In totale sono stati raccolti 27.835 kg di rifiuti naturali e non (30.324 kg nel 2009), pari a 299 kg/giorno (330 kg/giorno nel 2009). La variazione in percentuale rispetto al 2009 è di -8% per un periodo all’incirca della stessa lunghezza (93 giorni quest’anno, 92 nel 2009). La piovosità del mese di agosto e settembre hanno determinato un incremento del 7% nella presenza di legname ed una leggera diminuzione nelle alghe e plastiche.
Il 67% del materiale raccolto è di origine naturale, il 33% costituito da “spazzatura” vera e propria, della quale i sacchetti di plastica più o meno pieni e bottiglie di plastica costituiscono la quasi totalità.

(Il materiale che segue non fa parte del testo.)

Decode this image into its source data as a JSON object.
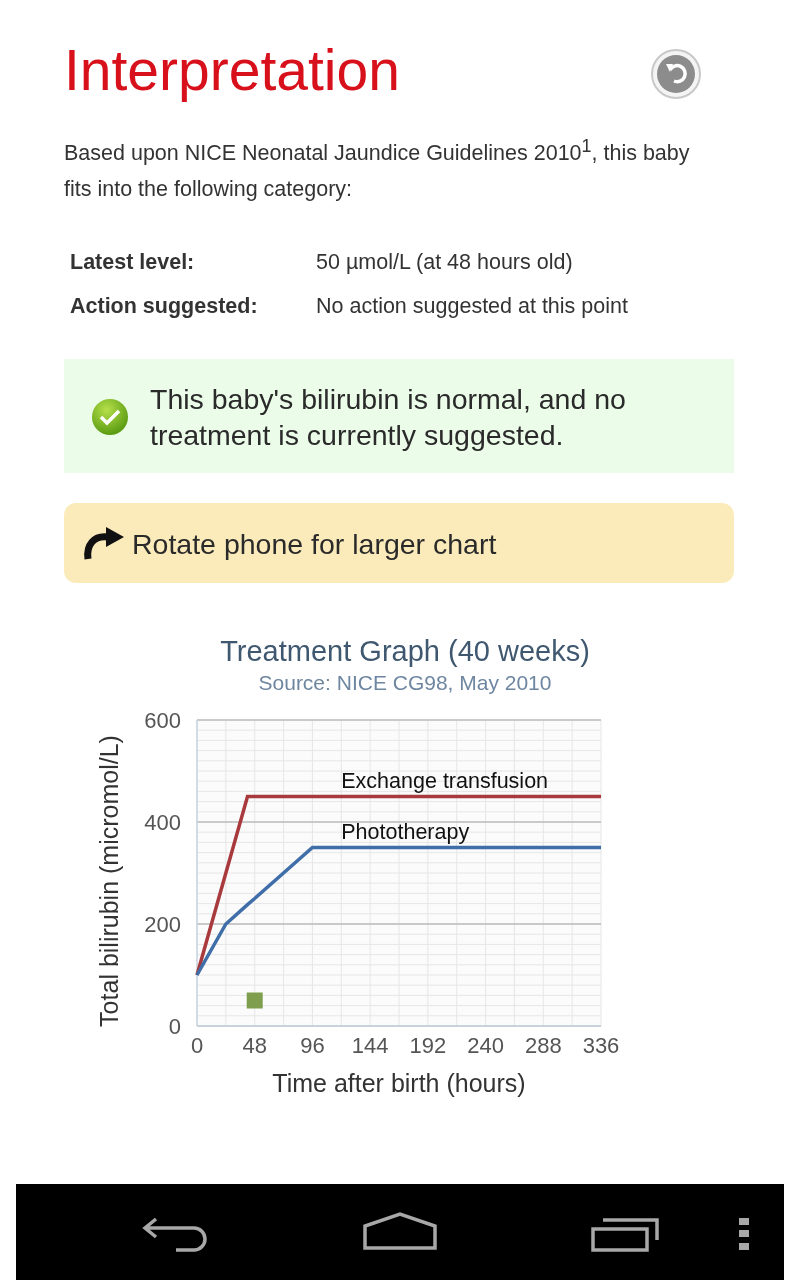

Per fornire un’immagine della quantità di spazzatura che è stata raccolta, se questa fosse costituita tutta da bottiglie vuote di plastica, messe una fianco all’altra, avrebbero occupato, nel 2010, poco più dell’intero campo di calcio di Marassi. Considerando che la superficie globale battuta è di circa 15 kmq, è stata raccolto l’equivalente di una bottiglia di plastica ogni 42 mq. Il dato ancora più sbalorditivo: se l’equivalente fossero sacchetti di plastica vuoti, ci sarebbe una copertura pari a ben 12 Marassi.

Nel 2010, sono stati raccolti ben 11.660 kg di legname (7.955 kg, pari al 68% nel solo periodo agosto-settembre, nel quale abbiamo avuto le prime grosse piogge). Seppur di origine naturale e, pertanto, non assimilabile alla spazzatura, risulta comunque una cifra importante.

Anche quest’estate un ruolo importante è stato giocato dalla raccolta delle “schiume”, per le quali sono state utilizzate delle reti a maglia finissima montate sui nastri trasportatori presenti su 4 delle 5 imbarcazioni usate.
Il servizio di pulizia del mare è diventato, con questo terzo anno consecutivo, un evento che trova una sua collocazione importante e basilare fra i servizi a favore della qualità dell’offerta turistica locale. La sua efficacia è evidente: la resa dell’attività (per il secondo anno vicina a 30 t. di rifiuti) è significativa.

“In conclusione – hanno detto gli organizzatori- si può senz’altro dire che l’attività svolta da Provincia di Genova, con l’ausilio della Regione Liguria, dei 10 Comuni costieri e dell’AMP Portofino, e col contributo fondamentale di sponsor come Iride Acque, Camera di Commercio di Genova, Associazione Albergatori del Tigullio, risulta essere una delle più importanti del Mediterraneo, per complessità, articolazione e coordinamento e, la raccolta dei dati una delle più esaustive.
Un forte miglioramento di questa operazione estiva si avrebbe se i Comuni interessati mettessero a disposizione contenitori atti alla raccolta differenziata, completando così l’opera di recupero di questo materiale”.